A lot of Glanbia’s stockholders are not typical. They are Irish farmers who have retained ownership under various forms since Avonmore and Waterford dairy co-ops floated in 1988 and merged into what would become Glanbia in 1997.

Glanbia is off its profitability target, its share price is at a six-year low and its management is asking for more time to turn it around. Does it matter?

For the typical equity investor, it does. Some are unimpressed – Capital Group, the Californian fund manager listed as Glanbia’s second largest investor with eight per cent of shares at the end of 2018, notified the stock exchange on September 5 that it had reduced its holding to 5.6 per cent.

But a lot of Glanbia’s stockholders are not typical. They are Irish farmers who have retained ownership under various forms since Avonmore and Waterford dairy co-ops floated in 1988 and merged into what would become Glanbia in 1997. Formally, the farmer-owned Glanbia co-op holds 31.5 per cent of the plc and retains half of the 16 seats on its board – though this is set to drop to six by 2022, following the latest shares spin-off two years ago. According to current rules, the co-op cannot own less than 28 per cent of the plc.

In addition, these farmers have received successive share distributions over the years. For example, the latest major share conversion associated with the creation of the Glanbia Ireland joint venture in 2017 saw 2 per cent of the plc shares, then held by the co-op, transferred directly to its individual members. A life-long member with experience on the co-op’s representative bodies reckons individual farmers currently hold between 20 and 30 percent of the plc.

This makes individual farmers and their co-op taken together a potential majority shareholder in Glanbia. They keep a notoriously critical eye on management, as illustrated by the 21 per cent vote at the April AGM against a non-binding resolution from the remuneration committee including endorsement of a salary increase past the €1 million mark for Talbot. A company statement two weeks ago revealed that the row was still brewing, with more engagement needed with shareholders even though “a number of meetings and calls were held with shareholders, as well as two major independent proxy advisory firms”. 

Yet farmer shareholders routinely approve major strategic decisions management puts to them and they are not organised in any formal way to influence the plc’s destiny. If they were, their objectives would be very different from those of fund managers. The stock’s trading value is of little interest to most of them, who mostly see plc shares as a life-long investment and a way of transferring wealth to the next generation. 

It may seem strange to the average stockbroker, but the key expectation of Glanbia’s largest group of shareholders is that the group pays as high a price as possible for one of its major inputs.
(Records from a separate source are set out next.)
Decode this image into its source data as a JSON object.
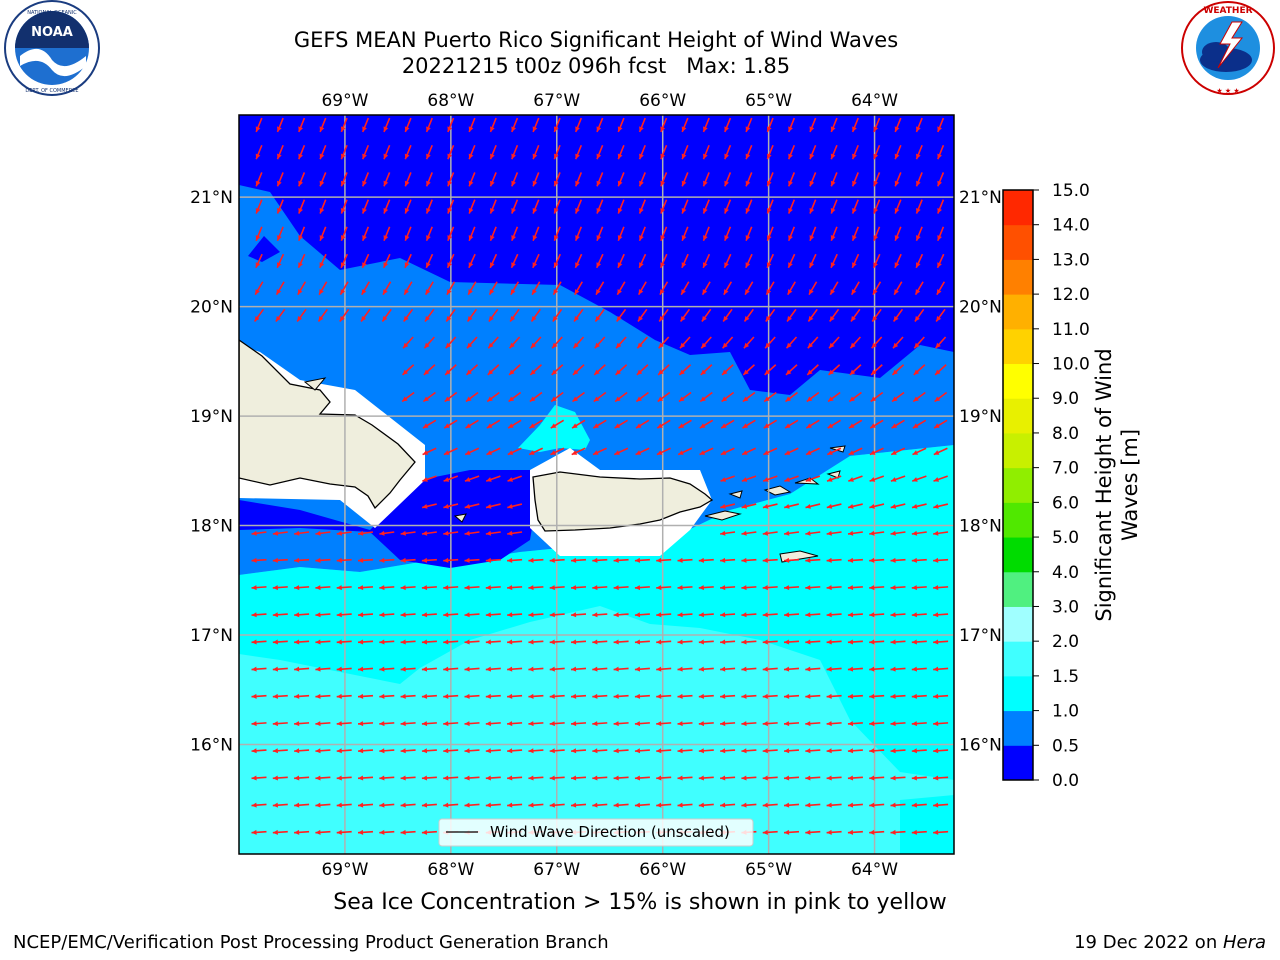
{
  "title": {
    "line1": "GEFS MEAN Puerto Rico Significant Height of Wind Waves",
    "line2": "20221215 t00z 096h fcst   Max: 1.85"
  },
  "logos": {
    "left": {
      "icon": "noaa-logo",
      "text": "NOAA",
      "ring_text": "NATIONAL OCEANIC AND ATMOSPHERIC ADMINISTRATION · U.S. DEPARTMENT OF COMMERCE"
    },
    "right": {
      "icon": "nws-logo",
      "ring_text": "NATIONAL WEATHER SERVICE"
    }
  },
  "map": {
    "lon_labels": [
      "69°W",
      "68°W",
      "67°W",
      "66°W",
      "65°W",
      "64°W"
    ],
    "lat_labels": [
      "21°N",
      "20°N",
      "19°N",
      "18°N",
      "17°N",
      "16°N"
    ],
    "lon_ticks": [
      -69,
      -68,
      -67,
      -66,
      -65,
      -64
    ],
    "lat_ticks": [
      21,
      20,
      19,
      18,
      17,
      16
    ],
    "extent": {
      "lon_min": -70,
      "lon_max": -63.25,
      "lat_min": 15,
      "lat_max": 21.75
    },
    "land_color": "#efeedd",
    "grid_color": "#b0b0b0",
    "arrow_color": "#ff2020",
    "legend_label": "Wind Wave Direction (unscaled)"
  },
  "colorbar": {
    "label": "Significant Height of Wind Waves [m]",
    "tick_labels": [
      "0.0",
      "0.5",
      "1.0",
      "1.5",
      "2.0",
      "3.0",
      "4.0",
      "5.0",
      "6.0",
      "7.0",
      "8.0",
      "9.0",
      "10.0",
      "11.0",
      "12.0",
      "13.0",
      "14.0",
      "15.0"
    ],
    "colors": [
      "#0000ff",
      "#0080ff",
      "#00ffff",
      "#40ffff",
      "#a0ffff",
      "#50f080",
      "#00dc00",
      "#50e800",
      "#90ee00",
      "#c8f000",
      "#e8f000",
      "#ffff00",
      "#ffd200",
      "#ffb000",
      "#ff8000",
      "#ff5000",
      "#ff2800"
    ]
  },
  "note": "Sea Ice Concentration > 15% is shown in pink to yellow",
  "footer": {
    "left": "NCEP/EMC/Verification Post Processing Product Generation Branch",
    "right_date": "19 Dec 2022 on ",
    "right_host": "Hera"
  }
}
As for profits, their focus is on the dividends the co-op receives from both the plc and their Glanbia Ireland joint venture, forecast to total around €40 million this year. These are largely channelled into support payments to active farmers, such as milk price top-ups and trading bonuses for those buying and selling through the group. 

It may seem strange to the average stockbroker, but the key expectation of Glanbia’s largest group of shareholders is that the group pays as high a price as possible for one of its major inputs.
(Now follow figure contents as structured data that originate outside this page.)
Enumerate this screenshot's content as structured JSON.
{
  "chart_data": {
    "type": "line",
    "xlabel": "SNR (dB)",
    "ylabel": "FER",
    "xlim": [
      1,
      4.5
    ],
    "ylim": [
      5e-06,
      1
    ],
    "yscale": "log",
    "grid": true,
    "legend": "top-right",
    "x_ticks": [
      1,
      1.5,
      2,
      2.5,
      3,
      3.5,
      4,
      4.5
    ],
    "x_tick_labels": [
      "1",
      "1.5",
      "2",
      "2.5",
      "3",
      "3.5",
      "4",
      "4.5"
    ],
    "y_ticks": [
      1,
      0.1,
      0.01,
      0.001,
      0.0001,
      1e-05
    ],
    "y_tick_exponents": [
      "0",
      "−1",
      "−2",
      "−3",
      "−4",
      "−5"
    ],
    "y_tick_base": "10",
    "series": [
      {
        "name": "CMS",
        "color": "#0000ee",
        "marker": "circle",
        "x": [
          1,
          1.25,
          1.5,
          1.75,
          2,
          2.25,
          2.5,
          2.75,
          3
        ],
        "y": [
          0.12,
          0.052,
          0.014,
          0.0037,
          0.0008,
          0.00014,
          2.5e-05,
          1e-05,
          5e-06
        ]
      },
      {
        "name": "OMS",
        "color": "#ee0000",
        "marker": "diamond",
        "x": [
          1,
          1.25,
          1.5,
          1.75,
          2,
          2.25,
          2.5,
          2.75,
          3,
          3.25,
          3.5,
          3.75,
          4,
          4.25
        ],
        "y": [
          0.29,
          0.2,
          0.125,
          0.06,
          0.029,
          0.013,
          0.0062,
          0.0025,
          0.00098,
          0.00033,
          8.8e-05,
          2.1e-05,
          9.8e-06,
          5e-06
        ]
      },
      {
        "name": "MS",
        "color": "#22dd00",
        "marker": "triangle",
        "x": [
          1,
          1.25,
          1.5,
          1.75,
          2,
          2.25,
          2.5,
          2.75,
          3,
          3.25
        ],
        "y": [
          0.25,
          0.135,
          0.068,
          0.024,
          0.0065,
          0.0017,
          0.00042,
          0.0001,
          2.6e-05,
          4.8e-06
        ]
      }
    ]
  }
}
In their view, profitability in the US, where Glanbia does two thirds of its business, is very much important – not because they have their eye on quarterly results and share price, but because they know some of that wealth will be channelled back into their milk cheques. 

The good news for them is that Glanbia’s core American business is largely insulated from Donald Trump’s trade wars. The company and its joint ventures now process nearly twice as much milk within the US as they do in Ireland. The recent tariff hike decided by the White House on EU butter, cheese and cream liquor will only hit a tiny fraction of the group’s North American sales. 

This week’s US GDP growth figure, at 1.9 per cent annualised in the third quarter, shows that consumer spending is holding the American economy together – for now. Were this to change, Glanbia would be facing into a much more serious predicament than the one behind its share price nearly halving since March.